Determination of intracellular triglyceride
Intracellular triglyceride content was determined using a commercial triglyceride assay kit system (BioAssay, Hayward, CA, USA). Aliquots of various concentrations of viscothionin, with or without compound C were used for the treatment of adipocyte cells in a 12-well plate during their differentiation. Then, the cells were washed with PBS and the cell suspension was homogenized after the addition of homogenizing solution (154 mM KCl, 1 mM EDTA, 50 mM Tris, pH 7.4) followed by centrifugation (3000 rpm/5 min) of cell lysate for the removal of fat layer. The supernatants were then assessed for triglyceride content. Triglyceride content was normalized using the bovine serum albumin (BSA) as a standard.
Proteins originated from the cell lysates were subjected to SDS-PAGE using 8%, 10% and 14% gel, and then transferred to polyvinylidene difluoride (PVDF) membranes (Bio-Rad, Laboratories, Hercules, CA, USA). 5% skim milk was used for the blocking of the membranes, followed by incubation with each primary antibody in 1% skim milk at 4 °C overnight. Then, the blots were incubated with each secondary antibody for one hour, and signals were detected using a SuperSignal West Dura (Thermo Scientific, CA, USA). A ChemiImager (Alpha Innotech, San Leandro, CA, USA) was employed for analyzing the results.

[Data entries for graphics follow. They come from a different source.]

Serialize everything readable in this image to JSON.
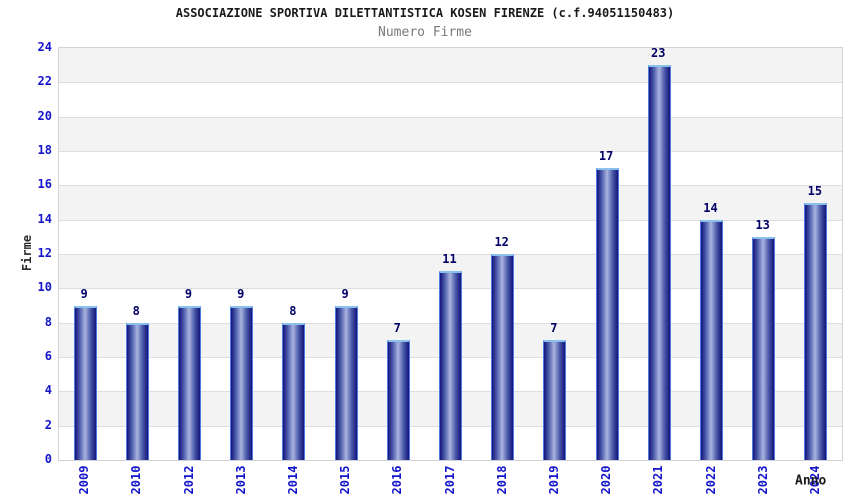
{
  "chart_data": {
    "type": "bar",
    "title": "ASSOCIAZIONE SPORTIVA DILETTANTISTICA KOSEN FIRENZE (c.f.94051150483)",
    "subtitle": "Numero Firme",
    "xlabel": "Anno",
    "ylabel": "Firme",
    "categories": [
      "2009",
      "2010",
      "2012",
      "2013",
      "2014",
      "2015",
      "2016",
      "2017",
      "2018",
      "2019",
      "2020",
      "2021",
      "2022",
      "2023",
      "2024"
    ],
    "values": [
      9,
      8,
      9,
      9,
      8,
      9,
      7,
      11,
      12,
      7,
      17,
      23,
      14,
      13,
      15
    ],
    "ylim": [
      0,
      24
    ],
    "ytick_step": 2,
    "grid": "horizontal alternating bands, gridlines every 2 units",
    "legend": "none",
    "bar_labels_shown": true,
    "x_tick_rotation_deg": 90
  },
  "colors": {
    "bar_dark": "#14147a",
    "bar_mid": "#4a5aaa",
    "bar_light": "#aab4e0",
    "bar_cap": "#8ac0ec",
    "bar_border": "#4d7de0",
    "axis_label_blue": "#1414cc",
    "value_label_navy": "#000066",
    "band_gray": "#f3f3f3",
    "band_white": "#ffffff",
    "grid_line": "#dedede",
    "title_color": "#1a1a1a",
    "subtitle_color": "#7a7a7a"
  }
}
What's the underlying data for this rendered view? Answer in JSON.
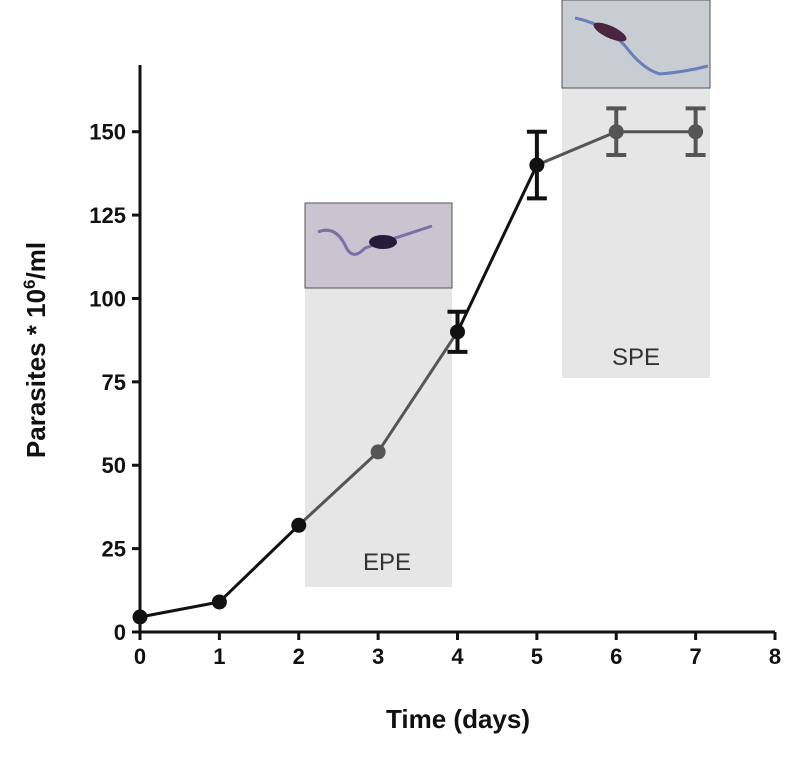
{
  "chart_data": {
    "type": "line",
    "x_label": "Time (days)",
    "y_label_parts": [
      "Parasites * 10",
      "6",
      "/ml"
    ],
    "annotations": [
      "EPE",
      "SPE"
    ],
    "x": [
      0,
      1,
      2,
      3,
      4,
      5,
      6,
      7
    ],
    "series": [
      {
        "values": [
          4.5,
          9,
          32,
          54,
          90,
          140,
          150,
          150
        ],
        "errors": [
          null,
          null,
          null,
          null,
          6,
          10,
          7,
          7
        ],
        "point_colors": [
          "#111111",
          "#111111",
          "#111111",
          "#555555",
          "#111111",
          "#111111",
          "#555555",
          "#555555"
        ]
      }
    ],
    "xlim": [
      0,
      8
    ],
    "xticks": [
      0,
      1,
      2,
      3,
      4,
      5,
      6,
      7,
      8
    ],
    "ylim": [
      0,
      170
    ],
    "yticks": [
      0,
      25,
      50,
      75,
      100,
      125,
      150
    ]
  }
}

Animals and in vivo experimental design
Forty male C57BL/6J mice, about 6 weeks old, were purchased from Dae-Han Biolink (Daejeon, Korea) and were maintained under pathogen-free conditions on a 12-h light/dark. The mice were randomly divided into two groups and were fed either a normal-diet (n = 8) or an HFD (n = 32) with 45% of the calorie fat. The HFD mice were fed for 6-week in order to induce obesity. After 6-week, the HFD-fed mice were randomly divided into four sub-groups and each sub-group was orally administered either 0.1 mL saline (n = 8), 1 mg/kg viscothionin in 0.1 mL saline (n = 8), 10 mg/kg viscothionin in 0.1 mL saline (n = 8), or 10 mg/kg simvastatin (Sigma; purity over 97%) in 0.1 mL saline daily for 3 weeks. The mice had free access to food and water and their food consumption was measured daily, while their weight gain was measured weekly. The weight gain/feed ratio was calculated as weight gain divided by total food intake. After fasting for 12 h and before collecting blood, all mice were scanned using micro-CT for abdominal visceral fat analysis. All mice were maintained according to the Chonbuk National University Institutional Guidelines for the care and use of experimental animals (Approval number: CBU 2018-0070; Approval date: November 28, 2018).
All biochemical tests for obesity (triglyceride and total cholesterol concentrations) were performed on a VetTest 8008 Chemistry Analyzer from IDEXX, Seoul, South Korea. Levels of high-density lipoprotein (HDL) and low-density lipoprotein (LDL) were determined according to the instructions of kit manufacturer (Cell Biolabs, San Diego, CA, USA).
Abdominal visceral fat analyses
The mouse visceral fat distribution in the abdominal cavity was determined by micro-CT scanner (Skyscan-1072, TomoNT, Aartselaar, Belgium) between frames at a 10 μm slice thickness. The visceral fat distribution was determined using dedicated software (CTAn v.126.96.36.199).
All the results are presented as mean ± SE, and analyzed by the Student’s t-test, followed by one-way ANOVA analysis and Tukey’s test. Values were considered significant at p < 0.05.